The Holiday Season is probably the most traveled times of the year. We travel at all hours of the day, sometimes even traveling into the wee hours of the night and early morning. With weather conditions changing, holiday traffic, and the days getting shorter, we all may find ourselves driving in the nighttime. Road fatalities occur at a rate that is three times greater at night than at any other time of day, according to the National Highway Traffic Safety Administration. Your depth perception, ability to distinguish color, and peripheral vision are all worse in the evening and because of this, you tend to be more tired with the reduced light exposure. So I decided that I wanted to do a little bit of research and share some tips for driving at night.
- Aim your headlights: According to the NHTSA, headlights can sometimes be uneven or pointed lower than necessary, which means that it is worth it to aim them correctly. If you do it yourself, consult your vehicle’s owner’s manual and be patient because it can take a few tried before you have them correctly pointed.
- Remember to clean off the dirt from your headlights often. If you have a car with plastic lens covers, those covers may have yellowed or faded never the years – the best fix for this is to buy a headlight polish kit so your lights will shine brightly.

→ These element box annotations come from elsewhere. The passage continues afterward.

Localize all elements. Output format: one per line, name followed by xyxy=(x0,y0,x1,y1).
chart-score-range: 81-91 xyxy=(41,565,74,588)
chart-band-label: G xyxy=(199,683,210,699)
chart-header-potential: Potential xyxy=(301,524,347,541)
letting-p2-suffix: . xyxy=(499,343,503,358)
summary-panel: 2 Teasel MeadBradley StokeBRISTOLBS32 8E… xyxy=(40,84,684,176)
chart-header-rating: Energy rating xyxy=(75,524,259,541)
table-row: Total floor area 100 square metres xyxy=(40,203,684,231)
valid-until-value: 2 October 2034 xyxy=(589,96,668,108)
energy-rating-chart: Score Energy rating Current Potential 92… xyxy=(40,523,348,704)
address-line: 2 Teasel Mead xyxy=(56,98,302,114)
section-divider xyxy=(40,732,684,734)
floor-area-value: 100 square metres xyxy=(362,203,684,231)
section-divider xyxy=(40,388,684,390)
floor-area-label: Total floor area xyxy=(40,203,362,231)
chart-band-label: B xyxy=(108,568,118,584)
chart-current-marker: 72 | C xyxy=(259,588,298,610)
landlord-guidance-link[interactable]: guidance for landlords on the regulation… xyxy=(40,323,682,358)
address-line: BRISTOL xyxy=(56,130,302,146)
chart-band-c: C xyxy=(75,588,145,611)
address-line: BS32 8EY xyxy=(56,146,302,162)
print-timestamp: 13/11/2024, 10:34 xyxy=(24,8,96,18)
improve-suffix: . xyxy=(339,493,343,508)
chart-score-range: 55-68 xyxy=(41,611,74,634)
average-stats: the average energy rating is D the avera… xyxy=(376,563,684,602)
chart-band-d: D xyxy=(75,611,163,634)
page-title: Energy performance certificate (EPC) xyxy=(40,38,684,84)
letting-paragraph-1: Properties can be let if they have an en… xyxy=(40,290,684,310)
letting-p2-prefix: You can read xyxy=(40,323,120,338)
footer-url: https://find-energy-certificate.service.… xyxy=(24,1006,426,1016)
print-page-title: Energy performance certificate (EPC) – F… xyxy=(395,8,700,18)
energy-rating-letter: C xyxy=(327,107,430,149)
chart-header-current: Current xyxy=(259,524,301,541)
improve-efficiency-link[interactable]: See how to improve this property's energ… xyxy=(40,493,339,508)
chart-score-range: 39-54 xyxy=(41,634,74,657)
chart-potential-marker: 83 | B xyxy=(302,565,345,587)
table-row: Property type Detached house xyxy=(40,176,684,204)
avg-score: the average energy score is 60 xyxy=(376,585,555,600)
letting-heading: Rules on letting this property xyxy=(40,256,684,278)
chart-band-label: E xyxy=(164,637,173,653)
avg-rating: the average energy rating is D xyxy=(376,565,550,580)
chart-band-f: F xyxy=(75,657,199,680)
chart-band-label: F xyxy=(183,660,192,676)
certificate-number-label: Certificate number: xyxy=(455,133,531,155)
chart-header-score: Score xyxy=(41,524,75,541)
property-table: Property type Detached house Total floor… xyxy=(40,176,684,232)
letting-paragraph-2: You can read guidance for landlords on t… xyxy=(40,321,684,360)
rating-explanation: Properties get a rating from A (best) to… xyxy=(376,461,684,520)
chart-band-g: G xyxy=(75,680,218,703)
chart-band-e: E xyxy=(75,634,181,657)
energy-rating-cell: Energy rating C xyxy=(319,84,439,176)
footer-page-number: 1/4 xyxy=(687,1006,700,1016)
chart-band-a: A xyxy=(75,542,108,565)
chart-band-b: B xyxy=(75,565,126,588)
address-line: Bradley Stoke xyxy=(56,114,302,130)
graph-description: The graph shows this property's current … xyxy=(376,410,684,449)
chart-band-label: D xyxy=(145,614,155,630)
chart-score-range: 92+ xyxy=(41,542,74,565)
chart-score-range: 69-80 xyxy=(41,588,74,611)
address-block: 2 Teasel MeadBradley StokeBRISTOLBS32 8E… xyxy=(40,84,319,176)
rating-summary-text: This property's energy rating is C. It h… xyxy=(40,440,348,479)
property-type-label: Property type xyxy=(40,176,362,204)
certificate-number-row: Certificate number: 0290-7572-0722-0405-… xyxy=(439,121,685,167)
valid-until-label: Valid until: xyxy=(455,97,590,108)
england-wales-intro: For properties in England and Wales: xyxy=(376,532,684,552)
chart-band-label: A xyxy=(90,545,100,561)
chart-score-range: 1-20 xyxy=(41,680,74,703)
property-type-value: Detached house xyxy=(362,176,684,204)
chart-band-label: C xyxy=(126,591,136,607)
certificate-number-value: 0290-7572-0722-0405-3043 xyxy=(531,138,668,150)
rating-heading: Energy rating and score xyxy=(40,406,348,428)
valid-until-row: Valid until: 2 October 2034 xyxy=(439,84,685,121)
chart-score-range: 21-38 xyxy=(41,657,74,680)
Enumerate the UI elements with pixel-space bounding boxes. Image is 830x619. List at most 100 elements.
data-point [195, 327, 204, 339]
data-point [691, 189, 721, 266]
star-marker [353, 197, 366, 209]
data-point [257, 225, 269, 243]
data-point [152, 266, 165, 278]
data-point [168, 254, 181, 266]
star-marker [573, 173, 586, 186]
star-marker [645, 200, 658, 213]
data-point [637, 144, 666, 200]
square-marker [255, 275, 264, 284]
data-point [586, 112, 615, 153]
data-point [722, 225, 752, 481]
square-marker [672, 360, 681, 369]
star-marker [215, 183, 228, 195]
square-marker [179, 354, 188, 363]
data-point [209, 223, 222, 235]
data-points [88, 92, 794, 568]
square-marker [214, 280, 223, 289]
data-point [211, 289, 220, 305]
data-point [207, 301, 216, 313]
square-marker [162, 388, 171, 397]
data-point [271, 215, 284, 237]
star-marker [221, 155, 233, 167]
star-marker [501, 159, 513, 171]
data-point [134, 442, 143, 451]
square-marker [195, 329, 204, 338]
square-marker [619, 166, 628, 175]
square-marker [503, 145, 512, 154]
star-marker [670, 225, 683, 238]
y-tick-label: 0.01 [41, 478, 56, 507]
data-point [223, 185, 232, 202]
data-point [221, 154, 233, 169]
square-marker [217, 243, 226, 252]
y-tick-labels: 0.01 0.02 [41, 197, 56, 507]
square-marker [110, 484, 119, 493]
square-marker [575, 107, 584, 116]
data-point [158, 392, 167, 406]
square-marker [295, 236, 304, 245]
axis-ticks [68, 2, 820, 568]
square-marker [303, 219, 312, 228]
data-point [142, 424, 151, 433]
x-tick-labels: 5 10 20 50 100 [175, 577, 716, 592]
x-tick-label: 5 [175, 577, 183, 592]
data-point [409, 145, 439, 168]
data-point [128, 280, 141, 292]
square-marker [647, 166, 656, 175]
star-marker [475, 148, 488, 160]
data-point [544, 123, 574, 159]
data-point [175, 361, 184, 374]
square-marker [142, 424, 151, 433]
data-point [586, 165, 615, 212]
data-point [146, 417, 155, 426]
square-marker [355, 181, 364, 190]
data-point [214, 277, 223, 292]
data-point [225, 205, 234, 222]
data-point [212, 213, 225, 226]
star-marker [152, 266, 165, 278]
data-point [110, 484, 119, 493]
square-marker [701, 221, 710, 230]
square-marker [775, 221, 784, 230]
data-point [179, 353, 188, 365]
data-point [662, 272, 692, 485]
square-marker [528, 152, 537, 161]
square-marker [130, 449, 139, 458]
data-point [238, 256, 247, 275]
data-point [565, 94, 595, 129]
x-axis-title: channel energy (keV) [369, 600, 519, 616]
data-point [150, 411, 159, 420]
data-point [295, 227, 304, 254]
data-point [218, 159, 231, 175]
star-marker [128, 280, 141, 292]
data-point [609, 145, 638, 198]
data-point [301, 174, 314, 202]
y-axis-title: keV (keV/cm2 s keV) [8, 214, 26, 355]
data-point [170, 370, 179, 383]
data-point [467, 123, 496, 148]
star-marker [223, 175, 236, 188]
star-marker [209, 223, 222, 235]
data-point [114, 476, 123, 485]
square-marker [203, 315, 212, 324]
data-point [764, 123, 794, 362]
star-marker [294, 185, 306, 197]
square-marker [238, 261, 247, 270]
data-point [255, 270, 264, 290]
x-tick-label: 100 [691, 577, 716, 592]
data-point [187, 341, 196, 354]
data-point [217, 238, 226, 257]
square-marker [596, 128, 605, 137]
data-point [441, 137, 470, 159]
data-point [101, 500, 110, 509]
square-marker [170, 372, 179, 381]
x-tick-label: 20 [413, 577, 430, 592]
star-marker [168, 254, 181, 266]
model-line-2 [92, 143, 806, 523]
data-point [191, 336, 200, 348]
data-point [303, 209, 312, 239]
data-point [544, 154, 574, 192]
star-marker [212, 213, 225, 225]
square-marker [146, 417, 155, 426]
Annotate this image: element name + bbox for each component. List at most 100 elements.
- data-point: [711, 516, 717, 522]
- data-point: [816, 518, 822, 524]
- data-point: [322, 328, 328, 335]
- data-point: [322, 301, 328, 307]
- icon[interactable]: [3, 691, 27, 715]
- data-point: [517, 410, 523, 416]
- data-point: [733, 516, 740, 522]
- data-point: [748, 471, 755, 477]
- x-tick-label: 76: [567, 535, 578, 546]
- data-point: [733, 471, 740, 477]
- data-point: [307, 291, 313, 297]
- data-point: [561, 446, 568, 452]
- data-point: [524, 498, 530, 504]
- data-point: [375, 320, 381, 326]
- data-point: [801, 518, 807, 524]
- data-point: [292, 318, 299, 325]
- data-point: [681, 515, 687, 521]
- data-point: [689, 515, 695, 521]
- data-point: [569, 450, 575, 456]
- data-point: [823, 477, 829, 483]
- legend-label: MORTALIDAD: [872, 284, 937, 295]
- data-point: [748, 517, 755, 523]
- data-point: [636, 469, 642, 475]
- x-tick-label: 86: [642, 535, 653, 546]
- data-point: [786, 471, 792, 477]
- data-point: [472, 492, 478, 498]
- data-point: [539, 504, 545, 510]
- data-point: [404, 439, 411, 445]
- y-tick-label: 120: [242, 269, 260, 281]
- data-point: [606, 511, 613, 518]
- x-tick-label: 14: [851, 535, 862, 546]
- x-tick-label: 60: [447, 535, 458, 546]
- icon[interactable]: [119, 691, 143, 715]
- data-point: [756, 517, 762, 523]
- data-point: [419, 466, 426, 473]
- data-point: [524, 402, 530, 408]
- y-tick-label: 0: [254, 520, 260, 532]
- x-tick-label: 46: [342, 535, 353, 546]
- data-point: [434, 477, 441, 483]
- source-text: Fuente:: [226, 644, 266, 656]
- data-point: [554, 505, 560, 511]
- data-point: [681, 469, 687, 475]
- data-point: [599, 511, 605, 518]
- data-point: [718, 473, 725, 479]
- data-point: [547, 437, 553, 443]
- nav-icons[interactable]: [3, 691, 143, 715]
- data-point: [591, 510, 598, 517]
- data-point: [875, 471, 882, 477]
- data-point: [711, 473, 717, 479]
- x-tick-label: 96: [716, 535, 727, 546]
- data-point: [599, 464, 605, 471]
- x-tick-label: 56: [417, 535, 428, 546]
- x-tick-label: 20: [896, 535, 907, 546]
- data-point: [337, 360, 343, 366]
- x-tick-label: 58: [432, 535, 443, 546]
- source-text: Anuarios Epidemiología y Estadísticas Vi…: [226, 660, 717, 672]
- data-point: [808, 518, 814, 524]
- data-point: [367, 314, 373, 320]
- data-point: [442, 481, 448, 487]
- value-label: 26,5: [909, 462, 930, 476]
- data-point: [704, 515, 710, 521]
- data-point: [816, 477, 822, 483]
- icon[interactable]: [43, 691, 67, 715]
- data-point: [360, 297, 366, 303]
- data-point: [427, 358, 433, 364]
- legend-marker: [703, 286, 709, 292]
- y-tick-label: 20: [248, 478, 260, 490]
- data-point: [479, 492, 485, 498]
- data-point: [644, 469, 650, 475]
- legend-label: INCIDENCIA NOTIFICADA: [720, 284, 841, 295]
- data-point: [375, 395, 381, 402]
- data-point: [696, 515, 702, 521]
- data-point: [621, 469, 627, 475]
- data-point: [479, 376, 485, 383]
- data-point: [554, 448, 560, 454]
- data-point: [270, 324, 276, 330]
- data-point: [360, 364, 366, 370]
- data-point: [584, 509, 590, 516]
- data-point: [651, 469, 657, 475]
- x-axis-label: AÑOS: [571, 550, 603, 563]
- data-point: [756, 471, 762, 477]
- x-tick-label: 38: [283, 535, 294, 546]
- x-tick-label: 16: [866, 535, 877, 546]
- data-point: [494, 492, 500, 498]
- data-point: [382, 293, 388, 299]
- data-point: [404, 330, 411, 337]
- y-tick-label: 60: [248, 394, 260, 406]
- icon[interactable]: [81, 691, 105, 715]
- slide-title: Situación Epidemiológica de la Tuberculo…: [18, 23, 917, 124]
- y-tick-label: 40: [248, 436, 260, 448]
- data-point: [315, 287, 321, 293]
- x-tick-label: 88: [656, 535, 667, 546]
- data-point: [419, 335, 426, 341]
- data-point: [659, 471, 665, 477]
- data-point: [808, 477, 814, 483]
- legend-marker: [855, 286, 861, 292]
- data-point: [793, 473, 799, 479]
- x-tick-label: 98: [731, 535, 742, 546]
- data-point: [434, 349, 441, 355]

- Dim your Dash Lights: Cars come with dashboard dimmer switches so that you can adjust the lights. When driving in the evening, having these lights on max could greatly compromise your forward vision and therefore can become a distraction.
- Watch out for animals: this is especially important when you are driving on dark country roads – animals are everywhere. And an encounter with an animal and your car can be devastating, for everyone involved.
- The best thing to do if/when you encounter an animal on the road at nighttime is to slow down as quickly as you possibly can. Don’t come to a screeching halt. If you try to steer around a deer, they oftentimes will follow your lights and will move in front of you – as they are drawn to light.
- Try not to stare at oncoming lights: whether those are car lights or street lights, it can greatly impair your vision. Bright lights can disrupt your concentration and it is advised to try to focus on something other then the lights on the road.
- If a car is traveling behind you and has its high-beams on, you can move your rearview mirror to reflect the light backward to alert the driver, and to get the reflection away from your eyes.
- Wipe your windshield with newspaper: this is actually a trick my mom taught me when I would work late night shifts. Windshields that appear clean in the daytime, may reveal streaks at night and cause a glare. A trick is to polish the glass with windex and newspaper to remove any additional residue.
- Try not to touch the inside surfaces of the windshield. The oil from your skin may end up smearing and light will glare when it shines through any place where you touched the glass with bare hands. Keeping a cotton or microfiber cloth and some window cleaner, such as windex in your trunk is recommended.
- Clean and adjust your exterior mirrors: dirty mirrors reflect the lights from cars behind you. There have been many times when my exterior mirrors have been dirty and light has reflected into my car.
- It is also recommended that you aim your exterior mirrors so that you can move your head out of the path of lights reflected in them. That way you can see cars behind you by tipping your head slightly forward, but you keep the other car’s headlights out of your eyes – thus preventing them from temporarily blinding you with their high beams.
We hope as you continue to travel this season, whether it is down the street, a few towns over, or farther, that these tips help to make your travel just a little bit easier.